I've noticed in past posts and with talking with some traders here that there seems to be alot of Engineers trading. I thought about this and I came up with this. 1. Engineers work with math and numbers to build products but can also use the same skills to apply them to the market. 2. Engineers are paid well straight out of college and thus will usually be the group that has extra money from their paycheck to invest. 3. Most engineers work for a public traded company and have some sort of employee stock plan or have company stock in their 401k so they are some what indirectly involved with the stock market in a way. 4. It only appears that there are alot of engineers in trading because almost all have internet access at their computer and post disproportionately on ET
5. The most laid off of all the kinds of employees as the economy shifts deeper and deeper into a service economy and not a thinking economy.
Ripley, you put your finger right on it. Engineers are tired of getting laid off for work being sourced overseas. Its hard enough spending 4-5 years in engineering school to only come out and maybe make $50k/yr. Engineering is the most taken advantage of profession in my opinion. I can say that because I work as a Mechanical engineer. Like to hear from the rest of you engineers who like to trade better than they like engineering.
yes.. engineering way to hard! you dont have to work.... just trade stocks with money from refi'ng your house 10x this is the "new economy".. nobody needs a job
Engineers seem drawn to technical analysis but not necessarily to trading. I remember noticing this in the '70s (for example, John Magee of Edwards and Magee fame, MIT grad) and it holds true today (for example John Ehlers with digital signal processing).
Just ask Rubberbird. He has a tremendous understanding of regression analysis that helps him put together his extraordinary market calls.
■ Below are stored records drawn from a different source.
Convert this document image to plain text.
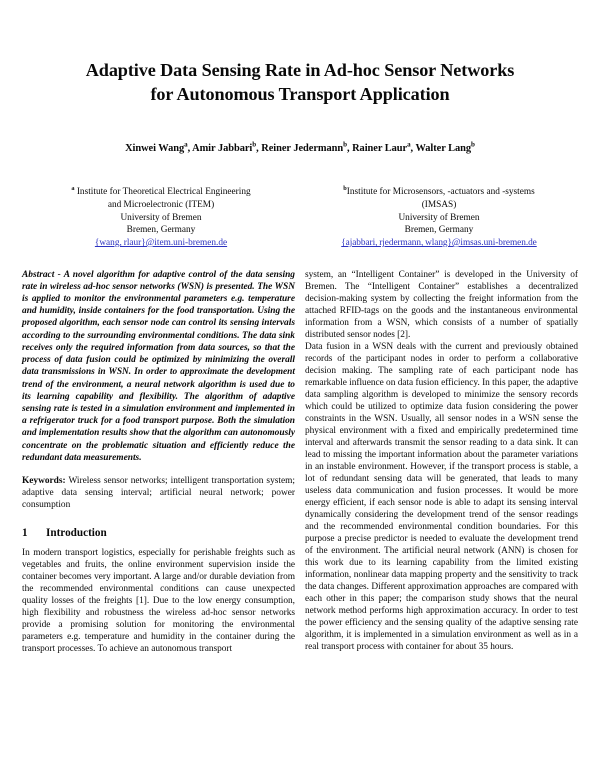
Adaptive Data Sensing Rate in Ad-hoc Sensor Networks
for Autonomous Transport Application
Xinwei Wang$^a$, Amir Jabbari$^b$, Reiner Jedermann$^b$, Rainer Laur$^a$, Walter Lang$^b$
$^a$ Institute for Theoretical Electrical Engineering
and Microelectronic (ITEM)
University of Bremen
Bremen, Germany
{wang, rlaur}@item.uni-bremen.de
$^b$Institute for Microsensors, -actuators and -systems
(IMSAS)
University of Bremen
Bremen, Germany
{ajabbari, rjedermann, wlang}@imsas.uni-bremen.de

Abstract - A novel algorithm for adaptive control of the data sensing rate in wireless ad-hoc sensor networks (WSN) is presented. The WSN is applied to monitor the environmental parameters e.g. temperature and humidity, inside containers for the food transportation. Using the proposed algorithm, each sensor node can control its sensing intervals according to the surrounding environmental conditions. The data sink receives only the required information from data sources, so that the process of data fusion could be optimized by minimizing the overall data transmissions in WSN. In order to approximate the development trend of the environment, a neural network algorithm is used due to its learning capability and flexibility. The algorithm of adaptive sensing rate is tested in a simulation environment and implemented in a refrigerator truck for a food transport purpose. Both the simulation and implementation results show that the algorithm can autonomously concentrate on the problematic situation and efficiently reduce the redundant data measurements.

Keywords: Wireless sensor networks; intelligent transportation system; adaptive data sensing interval; artificial neural network; power consumption

1 Introduction

In modern transport logistics, especially for perishable freights such as vegetables and fruits, the online environment supervision inside the container becomes very important. A large and/or durable deviation from the recommended environmental conditions can cause unexpected quality losses of the freights [1]. Due to the low energy consumption, high flexibility and robustness the wireless ad-hoc sensor networks provide a promising solution for monitoring the environmental parameters e.g. temperature and humidity in the container during the transport processes. To achieve an autonomous transport

system, an “Intelligent Container” is developed in the University of Bremen. The “Intelligent Container” establishes a decentralized decision-making system by collecting the freight information from the attached RFID-tags on the goods and the instantaneous environmental information from a WSN, which consists of a number of spatially distributed sensor nodes [2].

Data fusion in a WSN deals with the current and previously obtained records of the participant nodes in order to perform a collaborative decision making. The sampling rate of each participant node has remarkable influence on data fusion efficiency. In this paper, the adaptive data sampling algorithm is developed to minimize the sensory records which could be utilized to optimize data fusion considering the power constraints in the WSN. Usually, all sensor nodes in a WSN sense the physical environment with a fixed and empirically predetermined time interval and afterwards transmit the sensor reading to a data sink. It can lead to missing the important information about the parameter variations in an instable environment. However, if the transport process is stable, a lot of redundant sensing data will be generated, that leads to many useless data communication and fusion processes. It would be more energy efficient, if each sensor node is able to adapt its sensing interval dynamically considering the development trend of the sensor readings and the recommended environmental condition boundaries. For this purpose a precise predictor is needed to evaluate the development trend of the environment. The artificial neural network (ANN) is chosen for this work due to its learning capability from the limited existing information, nonlinear data mapping property and the sensitivity to track the data changes. Different approximation approaches are compared with each other in this paper; the comparison study shows that the neural network method performs high approximation accuracy. In order to test the power efficiency and the sensing quality of the adaptive sensing rate algorithm, it is implemented in a simulation environment as well as in a real transport process with container for about 35 hours.
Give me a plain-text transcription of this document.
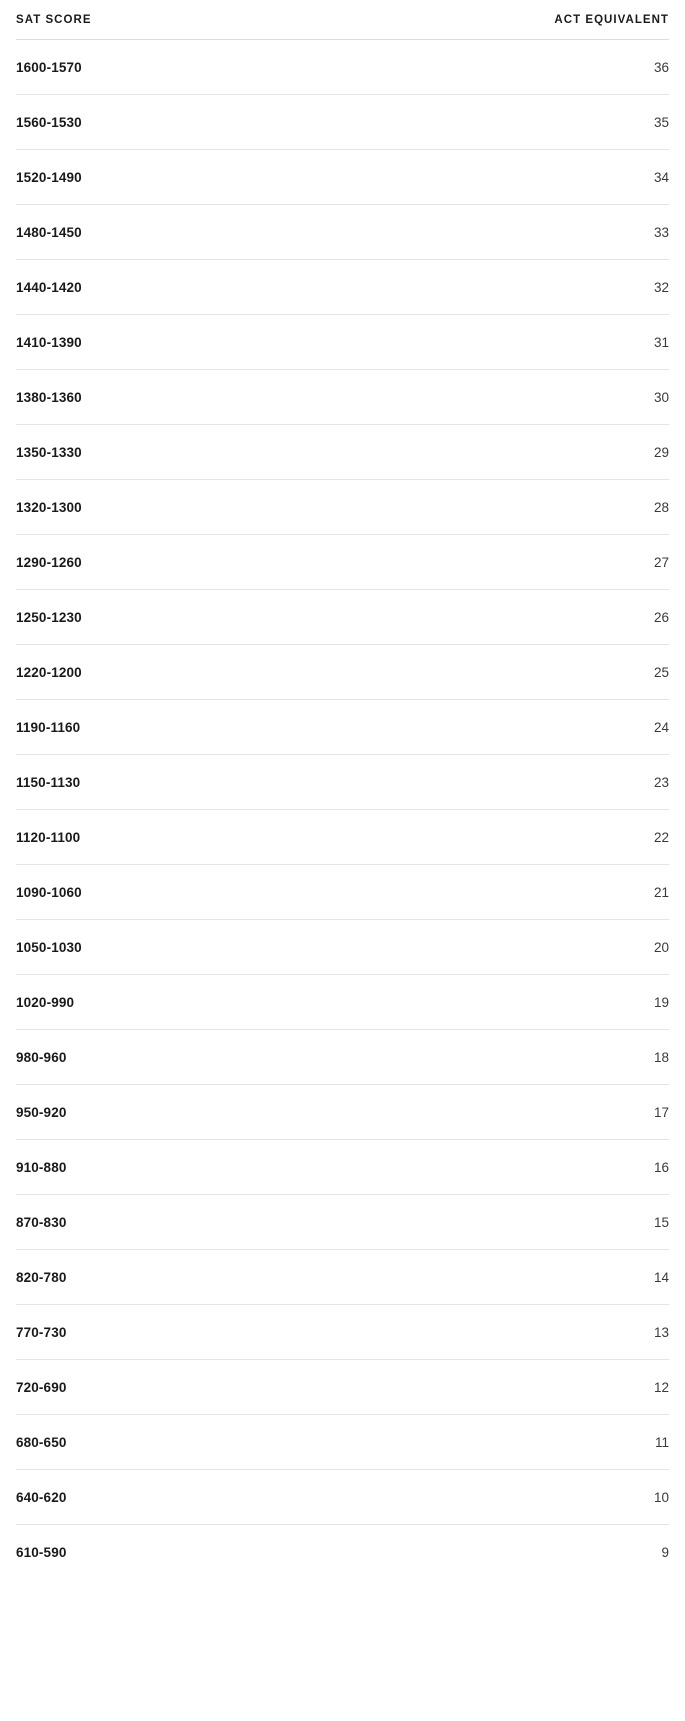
SAT SCORE	ACT EQUIVALENT
1600-1570	36
1560-1530	35
1520-1490	34
1480-1450	33
1440-1420	32
1410-1390	31
1380-1360	30
1350-1330	29
1320-1300	28
1290-1260	27
1250-1230	26
1220-1200	25
1190-1160	24
1150-1130	23
1120-1100	22
1090-1060	21
1050-1030	20
1020-990	19
980-960	18
950-920	17
910-880	16
870-830	15
820-780	14
770-730	13
720-690	12
680-650	11
640-620	10
610-590	9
I'm an ex-me that saw the light. I gave up my office job to work with my brother appraising real estate. When I wasn't appraising or fishing, I started to look at stocks a bit more. Now I trade as much as I appraise, make way more as I did as an engineer, and I'm my own boss! The benifit of being an appraiser is the knowledge of the local real estate market and being able to identify underpriced homes. I make as much flipping homes (having someone else do the work) as I did as an engineer. Work smarter, not harder.
I was involved in IT Consulting for 17 years (I know, I know it is not real engineering Recently (4 years ago) I was faced with a dilemma - either move to India and learn hindi and work for 5 dollars an hour or change fields. I love India and the culture and philosophy but I rather stay in the good Ol' US of A.....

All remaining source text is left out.